Parsing mailing lists to detect communication patterns.
Welcome to the MailingListParser project! The main objective of this project is to develop a mailing list parser to extract information from a mailing list such as senders,receivers, time stamps etc and then use this to construct an organizational (or communication) structure like conversation thread hypergraphs for further analysis. We utilize social network analysis techniques to examine the relationships between authors on common mailing lists like LKML, Sakai etc. Study of these interactions on different levels helps us in deriving the local and global communication patterns between users on different threads. This project draws its inspiration from various fields such as data mining, graph theory, information retrieval and inferential modelling in order to form predictive models that help in understanding certain intricate characteristics of a social network. This involves analyzing graphs with, say, authors as nodes and their correspondences as edges, to study the details about various network graph properties such as density, size, node centrality, degree, connectedness etc.
The library's working has been modularised into many modules namely input, analysis and util. The test_driver.py file presents a brief overview of how one can use MailingListParser for parsing and analysis.
Some of the visualisable sample outputs can be seen here, categorized into various datasets, giving an idea about this project's capabilites and as to what kind of insights we can and we plan to derive from the datasets.
MailingListParser uses Sphinx Python Documentation Generator for generating documentation of the library.

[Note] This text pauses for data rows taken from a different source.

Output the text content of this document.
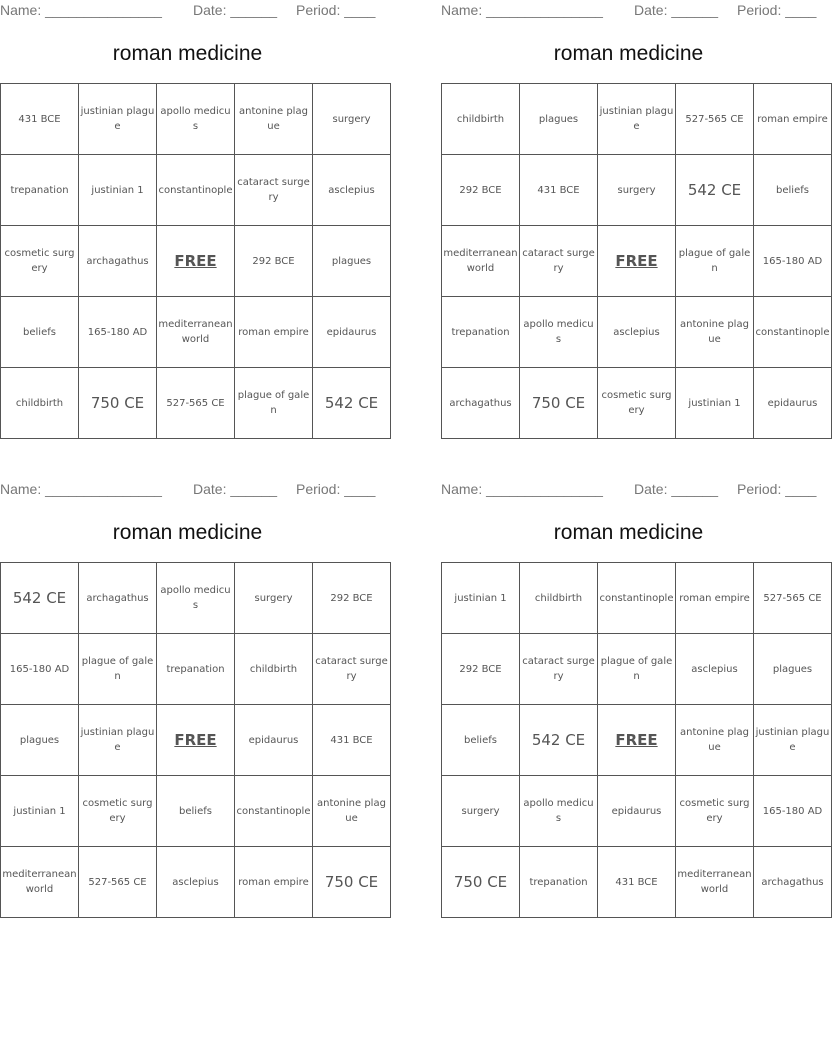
Name: _______________ Date: ______ Period: ____
roman medicine
431 BCE	justinian plague	apollo medicus	antonine plague	surgery
trepanation	justinian 1	constantinople	cataract surgery	asclepius
cosmetic surgery	archagathus	FREE	292 BCE	plagues
beliefs	165-180 AD	mediterranean world	roman empire	epidaurus
childbirth	750 CE	527-565 CE	plague of galen	542 CE
Name: _______________ Date: ______ Period: ____
roman medicine
childbirth	plagues	justinian plague	527-565 CE	roman empire
292 BCE	431 BCE	surgery	542 CE	beliefs
mediterranean world	cataract surgery	FREE	plague of galen	165-180 AD
trepanation	apollo medicus	asclepius	antonine plague	constantinople
archagathus	750 CE	cosmetic surgery	justinian 1	epidaurus
Name: _______________ Date: ______ Period: ____
roman medicine
542 CE	archagathus	apollo medicus	surgery	292 BCE
165-180 AD	plague of galen	trepanation	childbirth	cataract surgery
plagues	justinian plague	FREE	epidaurus	431 BCE
justinian 1	cosmetic surgery	beliefs	constantinople	antonine plague
mediterranean world	527-565 CE	asclepius	roman empire	750 CE
Name: _______________ Date: ______ Period: ____
roman medicine
justinian 1	childbirth	constantinople	roman empire	527-565 CE
292 BCE	cataract surgery	plague of galen	asclepius	plagues
beliefs	542 CE	FREE	antonine plague	justinian plague
surgery	apollo medicus	epidaurus	cosmetic surgery	165-180 AD
750 CE	trepanation	431 BCE	mediterranean world	archagathus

The documentation is setup to work with Google Style Docstrings which eases the documentation writing process.
The documentation can be found under 'docs/' whose updation has been made automatic by the a bash script which otherwise requires to run make html
in the 'docs/' directory after every commit.
You can view the documentation hosted on gh-pages
here.
Presently, MailingListParser has various end-to-end implemented which reside in the test directory. We use py.test as the unit test framework and you can get a comprehensive idea of the various use cases of each of the modules from the corresponding tests.
MailingListParser depends on various third-party libraries which are listed in requirements.txt.
Run pip install -r requirements.txt
in the root directory to install these dependencies.
MailingListParser is available under the MIT License